The target of much criticism will be the casting of Vince Vaughn in the role of drill instructor Sergeant Howell. The gangly Vaughn channels his best R. Lee Erney, the actor who stunning portrayed the drill instructor in Kubrick’s “Full Metal Jacket.” Such comparison’s while inevitable are a bit unfair. Erney played his role largely in one dimension—sadistic mode. Vaughn, on the other hand, has moments when he is expected to relate to Desmond and even fight along side him in Okinawa during the film’s climatic sequences. This is where the casting works, and Vaughn overcomes the criticism.
The other discussion that has swirled around “Hacksaw Ridge” is Mel Gibson’s fall from grace following troubles with alcohol. Gibson may be a flawed person, but few can dispute his talent as a director. This is a film worthy of the Clint Eastwood canon. And after the likely critical and box office success of “Hacksaw Ridge,” the independently minded Gibson should have no problem finding financing for his next project.

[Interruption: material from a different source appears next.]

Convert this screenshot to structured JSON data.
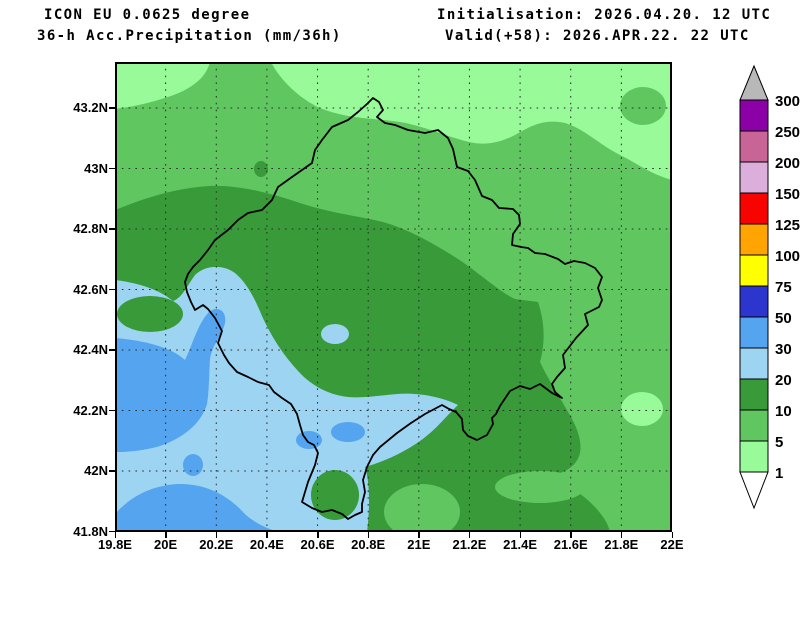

Harrowing, well-acted, and remarkably all true, “Hacksaw Ridge” is a powerful film. It is also romantic in a surprising way as Doss and his true love Dorothy Schutte (Teresa Palmer) grapple with his convictions that puts a strain on their relationship. Those that scoff at the religious posturing and viewers who may be initially put off by the inspirational moniker need not be concerned, this is an old fashioned, yet, still modern and violent approach to exposing the horrors of war while celebrating the heroism that is on display.